Everyone just lined up and sh
owed him their passports, much as they had for the nicer and more polite customs officials. In fact, the woman said, "We've already checked their passports and their cards."
"I don't need to see their cards to know they're shifters," Nolan said, and he made the last word sound like it was something nasty. He was rapidly losing all his brownie points with me.
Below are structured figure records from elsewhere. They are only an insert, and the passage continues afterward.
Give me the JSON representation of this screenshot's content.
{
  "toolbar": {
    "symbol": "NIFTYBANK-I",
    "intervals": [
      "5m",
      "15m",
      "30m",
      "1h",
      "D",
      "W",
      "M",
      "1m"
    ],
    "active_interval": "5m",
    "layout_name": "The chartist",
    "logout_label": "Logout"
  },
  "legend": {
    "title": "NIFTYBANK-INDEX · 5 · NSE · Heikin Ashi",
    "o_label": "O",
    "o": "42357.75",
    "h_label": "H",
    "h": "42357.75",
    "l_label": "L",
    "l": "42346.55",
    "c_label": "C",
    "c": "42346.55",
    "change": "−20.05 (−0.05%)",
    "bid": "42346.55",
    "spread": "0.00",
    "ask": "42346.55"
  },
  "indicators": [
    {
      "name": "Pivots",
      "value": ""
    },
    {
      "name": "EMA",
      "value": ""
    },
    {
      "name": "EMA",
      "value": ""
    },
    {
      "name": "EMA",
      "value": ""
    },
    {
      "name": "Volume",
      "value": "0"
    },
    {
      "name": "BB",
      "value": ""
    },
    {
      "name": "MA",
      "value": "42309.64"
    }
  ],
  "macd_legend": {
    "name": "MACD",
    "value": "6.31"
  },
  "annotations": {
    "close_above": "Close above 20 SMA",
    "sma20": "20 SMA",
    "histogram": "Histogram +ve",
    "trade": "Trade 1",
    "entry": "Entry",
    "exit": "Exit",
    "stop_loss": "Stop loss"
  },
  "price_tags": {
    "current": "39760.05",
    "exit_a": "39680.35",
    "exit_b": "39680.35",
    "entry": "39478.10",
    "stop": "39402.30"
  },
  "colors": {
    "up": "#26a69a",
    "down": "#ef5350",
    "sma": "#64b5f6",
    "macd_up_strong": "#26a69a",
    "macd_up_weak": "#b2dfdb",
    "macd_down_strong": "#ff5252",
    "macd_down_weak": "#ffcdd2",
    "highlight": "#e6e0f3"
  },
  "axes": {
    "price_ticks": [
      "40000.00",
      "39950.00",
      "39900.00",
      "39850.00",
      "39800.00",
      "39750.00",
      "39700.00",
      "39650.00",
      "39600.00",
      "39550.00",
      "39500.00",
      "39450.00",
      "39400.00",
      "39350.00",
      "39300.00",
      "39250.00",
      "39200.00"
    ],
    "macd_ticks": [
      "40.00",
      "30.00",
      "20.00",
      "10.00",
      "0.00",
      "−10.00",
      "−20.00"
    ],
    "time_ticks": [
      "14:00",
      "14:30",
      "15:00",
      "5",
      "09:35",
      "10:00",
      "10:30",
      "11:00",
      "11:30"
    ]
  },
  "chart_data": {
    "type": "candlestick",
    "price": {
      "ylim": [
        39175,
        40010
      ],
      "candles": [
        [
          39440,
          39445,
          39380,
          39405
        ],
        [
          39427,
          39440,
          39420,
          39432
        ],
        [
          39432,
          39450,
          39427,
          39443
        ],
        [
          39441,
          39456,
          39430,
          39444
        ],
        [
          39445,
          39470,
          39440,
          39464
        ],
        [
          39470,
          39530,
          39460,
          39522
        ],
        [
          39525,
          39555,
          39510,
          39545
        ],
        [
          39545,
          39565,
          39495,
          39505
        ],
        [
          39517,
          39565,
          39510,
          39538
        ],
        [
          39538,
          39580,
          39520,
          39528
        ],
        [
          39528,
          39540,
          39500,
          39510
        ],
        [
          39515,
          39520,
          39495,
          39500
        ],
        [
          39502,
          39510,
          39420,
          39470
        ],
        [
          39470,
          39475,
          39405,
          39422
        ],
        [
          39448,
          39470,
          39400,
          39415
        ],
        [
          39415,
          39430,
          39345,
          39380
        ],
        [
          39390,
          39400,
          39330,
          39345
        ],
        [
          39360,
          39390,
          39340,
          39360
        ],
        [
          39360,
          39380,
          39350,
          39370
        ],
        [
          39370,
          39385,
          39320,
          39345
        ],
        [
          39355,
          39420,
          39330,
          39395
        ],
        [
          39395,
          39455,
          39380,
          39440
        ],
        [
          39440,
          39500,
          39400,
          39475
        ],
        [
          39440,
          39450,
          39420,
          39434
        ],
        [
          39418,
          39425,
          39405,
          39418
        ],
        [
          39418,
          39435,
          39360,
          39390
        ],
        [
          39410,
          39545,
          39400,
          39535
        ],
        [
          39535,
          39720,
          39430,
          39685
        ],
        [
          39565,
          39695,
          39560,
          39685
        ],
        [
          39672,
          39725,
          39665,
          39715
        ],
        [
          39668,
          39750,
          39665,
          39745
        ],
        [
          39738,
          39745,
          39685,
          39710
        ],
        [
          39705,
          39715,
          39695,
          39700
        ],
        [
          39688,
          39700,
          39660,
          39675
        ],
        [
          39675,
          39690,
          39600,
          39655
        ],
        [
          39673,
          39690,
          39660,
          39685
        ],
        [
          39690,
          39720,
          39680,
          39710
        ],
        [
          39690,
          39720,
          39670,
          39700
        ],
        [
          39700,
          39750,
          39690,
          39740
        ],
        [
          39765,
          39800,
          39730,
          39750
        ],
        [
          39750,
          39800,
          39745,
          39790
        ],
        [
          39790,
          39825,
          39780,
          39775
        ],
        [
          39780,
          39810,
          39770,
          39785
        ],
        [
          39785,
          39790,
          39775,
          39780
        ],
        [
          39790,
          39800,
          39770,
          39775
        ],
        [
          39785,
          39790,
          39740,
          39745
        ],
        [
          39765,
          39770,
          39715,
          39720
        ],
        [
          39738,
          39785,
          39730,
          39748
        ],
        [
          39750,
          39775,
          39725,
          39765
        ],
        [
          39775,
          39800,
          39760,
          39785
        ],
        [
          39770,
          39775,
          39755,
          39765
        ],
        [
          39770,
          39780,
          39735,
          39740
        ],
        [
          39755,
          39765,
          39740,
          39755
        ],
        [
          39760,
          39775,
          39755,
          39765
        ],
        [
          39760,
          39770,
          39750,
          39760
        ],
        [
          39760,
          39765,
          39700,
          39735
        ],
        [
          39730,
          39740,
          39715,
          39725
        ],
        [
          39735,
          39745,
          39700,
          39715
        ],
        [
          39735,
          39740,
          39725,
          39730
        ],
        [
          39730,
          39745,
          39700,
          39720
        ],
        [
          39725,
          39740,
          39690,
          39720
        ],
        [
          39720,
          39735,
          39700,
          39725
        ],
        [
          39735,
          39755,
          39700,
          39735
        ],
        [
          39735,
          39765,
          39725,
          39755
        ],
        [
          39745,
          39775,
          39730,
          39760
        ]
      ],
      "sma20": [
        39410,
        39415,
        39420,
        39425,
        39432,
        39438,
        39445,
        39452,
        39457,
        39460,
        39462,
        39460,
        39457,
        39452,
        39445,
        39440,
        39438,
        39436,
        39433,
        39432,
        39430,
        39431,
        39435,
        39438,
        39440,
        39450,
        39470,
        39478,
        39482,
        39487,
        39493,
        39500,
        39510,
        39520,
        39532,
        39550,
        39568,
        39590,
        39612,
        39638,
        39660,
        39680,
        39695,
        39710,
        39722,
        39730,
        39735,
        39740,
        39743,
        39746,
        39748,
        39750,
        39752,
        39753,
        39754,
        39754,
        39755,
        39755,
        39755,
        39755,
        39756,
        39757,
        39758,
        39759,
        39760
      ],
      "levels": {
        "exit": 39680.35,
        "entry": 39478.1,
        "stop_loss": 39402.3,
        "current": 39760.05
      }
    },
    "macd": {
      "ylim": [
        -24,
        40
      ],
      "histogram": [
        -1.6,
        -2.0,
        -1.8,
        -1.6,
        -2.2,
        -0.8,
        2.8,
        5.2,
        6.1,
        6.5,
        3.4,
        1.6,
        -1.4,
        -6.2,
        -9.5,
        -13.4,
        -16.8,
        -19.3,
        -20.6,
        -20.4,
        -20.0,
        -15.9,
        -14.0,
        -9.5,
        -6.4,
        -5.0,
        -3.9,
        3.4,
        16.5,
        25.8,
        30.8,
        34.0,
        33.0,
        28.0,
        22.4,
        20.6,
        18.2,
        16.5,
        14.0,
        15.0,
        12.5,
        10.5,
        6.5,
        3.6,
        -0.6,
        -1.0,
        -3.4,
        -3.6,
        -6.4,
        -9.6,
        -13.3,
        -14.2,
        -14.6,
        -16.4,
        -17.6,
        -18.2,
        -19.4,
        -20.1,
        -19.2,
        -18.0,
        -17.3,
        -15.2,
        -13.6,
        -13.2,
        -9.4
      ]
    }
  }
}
He looked at the passports as if he expected some of them to be fake. The customs officials were all getting a little insulted, because he made it obvious that he didn't trust them to have checked the documents sufficiently. That extra energy that rode around him was beginning to prickle along my skin like insects marching. It was almost like some lycanthrope energy I'd felt before I carried my own flavor of it, but if he'd been a shapeshifter himself, why would he need us to bring our own to play with his team?
"I guess you'll do. Grab your other gear off the plane and let's go," he said at last.
The female customs official said, "If there's more luggage coming off that plane, we have to inspect it."
Nolan turned back to her, took an ID out of one of the Velcro pockets on his pants, and showed it to her.
She scowled at him, very unhappy. "You can't keep doing this."